Drawing on existing research into the tourism spending of gay people from outside Europe, including the USA, Canada, Brazil, Japan and Australia, the report estimates that there is an additional market of €86 billion ($112 billion or £70 billion), much of which is spent in Europe. Community Marketing, the San Francisco based market research agency, reported in its 2011-2012 Annual Gay and Lesbian Tourism Report that London and Paris are the third and fourth favourite destinations for gay Americans, after New York and San Francisco.
Gay Tourism Matters
Although ‘out’ gay people only represent 2.6% of the European population, the €50 billion spend represents 8% of the €632 billion that the European Union estimates is spent on tourism in Europe each year.

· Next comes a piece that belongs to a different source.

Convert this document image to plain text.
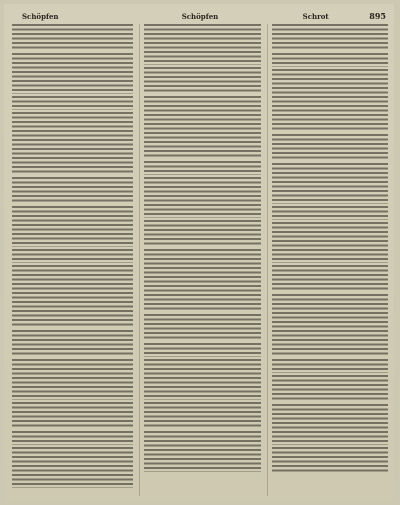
Schöpfen	Schöpfen	Schrot	895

“Gay people are a great market for the tourism industry” said Carlos Kytka, Executive Director of GETA. “Because we tend not to have children we have more disposable income and free time. We have a higher propensity to travel, particularly in quieter periods outside school holidays.”

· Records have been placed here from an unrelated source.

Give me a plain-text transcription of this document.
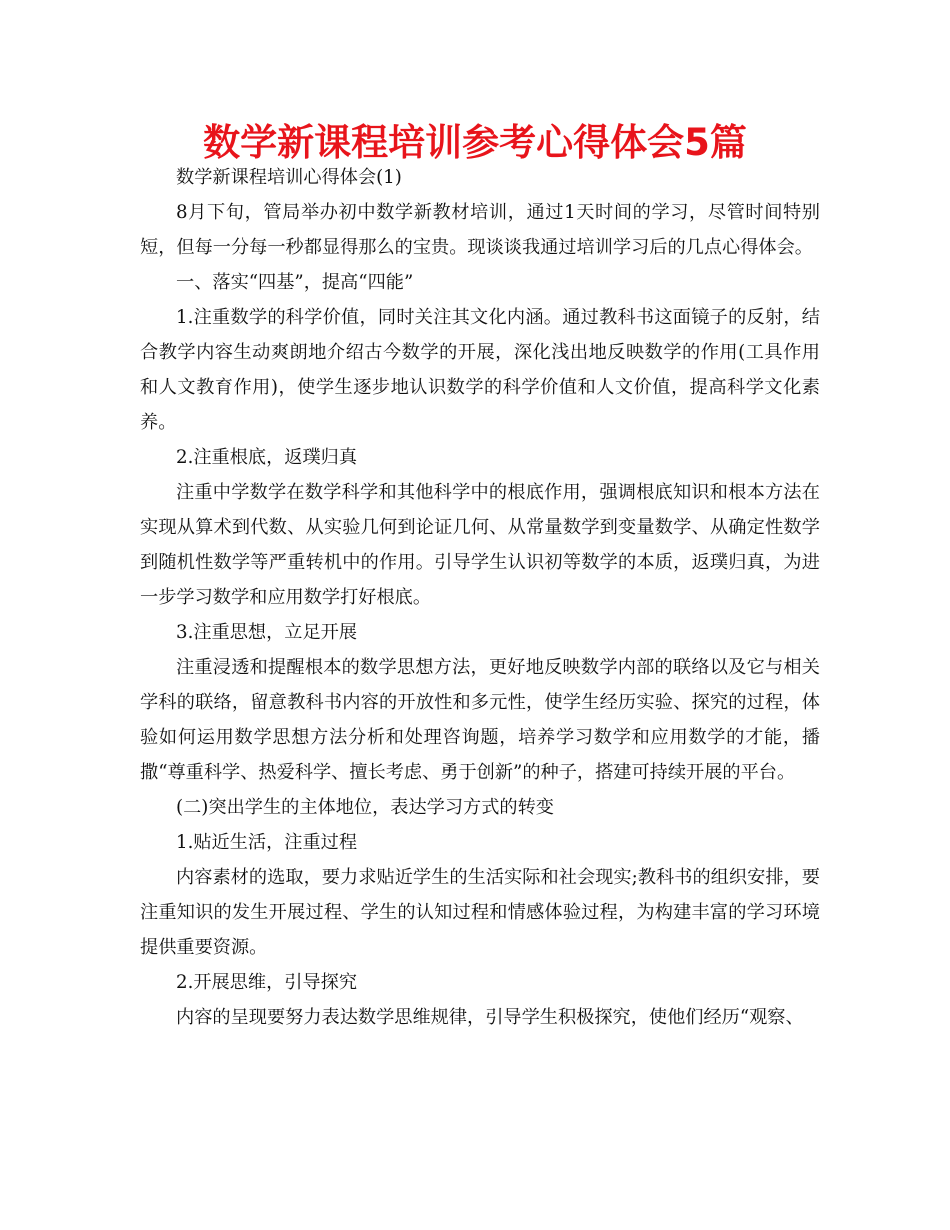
数学新课程培训参考心得体会5篇

数学新课程培训心得体会(1)

8月下旬，管局举办初中数学新教材培训，通过1天时间的学习，尽管时间特别短，但每一分每一秒都显得那么的宝贵。现谈谈我通过培训学习后的几点心得体会。

一、落实“四基”，提高“四能”

1.注重数学的科学价值，同时关注其文化内涵。通过教科书这面镜子的反射，结合教学内容生动爽朗地介绍古今数学的开展，深化浅出地反映数学的作用(工具作用和人文教育作用)，使学生逐步地认识数学的科学价值和人文价值，提高科学文化素养。

2.注重根底，返璞归真

注重中学数学在数学科学和其他科学中的根底作用，强调根底知识和根本方法在实现从算术到代数、从实验几何到论证几何、从常量数学到变量数学、从确定性数学到随机性数学等严重转机中的作用。引导学生认识初等数学的本质，返璞归真，为进一步学习数学和应用数学打好根底。

3.注重思想，立足开展

注重浸透和提醒根本的数学思想方法，更好地反映数学内部的联络以及它与相关学科的联络，留意教科书内容的开放性和多元性，使学生经历实验、探究的过程，体验如何运用数学思想方法分析和处理咨询题，培养学习数学和应用数学的才能，播撒“尊重科学、热爱科学、擅长考虑、勇于创新”的种子，搭建可持续开展的平台。

(二)突出学生的主体地位，表达学习方式的转变

1.贴近生活，注重过程

内容素材的选取，要力求贴近学生的生活实际和社会现实;教科书的组织安排，要注重知识的发生开展过程、学生的认知过程和情感体验过程，为构建丰富的学习环境提供重要资源。

2.开展思维，引导探究

内容的呈现要努力表达数学思维规律，引导学生积极探究，使他们经历“观察、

Many destinations and hotels are actively promoting themselves to the gay market. European cities including London, Berlin, Stockholm and Cannes already market themselves as gay destinations understanding the value of gay spending power.
Christina Guggenberger of the Stockholm Visitors Board says that “Stockholm clearly understands the importance of targeting the gay market. Diversity, openness and respect are core values for any welcoming destination. Stockholm profits from being a popular destination for the LGBT travelers and it also supports our position as a world class destination.”
Increasing numbers of hotels are appealing to gay tourists. GETA’s GayWelcome.com website lists over 3,500 hotels and guesthouses throughout Europe that welcome gay guests. Travellers can rate their experience and recommend local attractions. The site also provides guides to gay destinations and major event listings throughout Europe.
“You don’t have to paint your hotel pink to appeal to gay guests” said Carlos Kytka. “You just need to make us feel welcome. Gay people who are questioned about sharing a double bed or excluded from honeymoon and valentine offers are not going to come back.”
GETA is rolling out programmes to help its members understand how to welcome and promote themselves to gay guests. “As societies become more open to gay men and women, businesses cannot afford to ignore this important market segment” said Kytka. “We want to improve the travel experience in Europe for gay people and help gay-friendly companies to prosper and grow.”
The Gay Tourism Matters is available for free on www.geta-europe.org.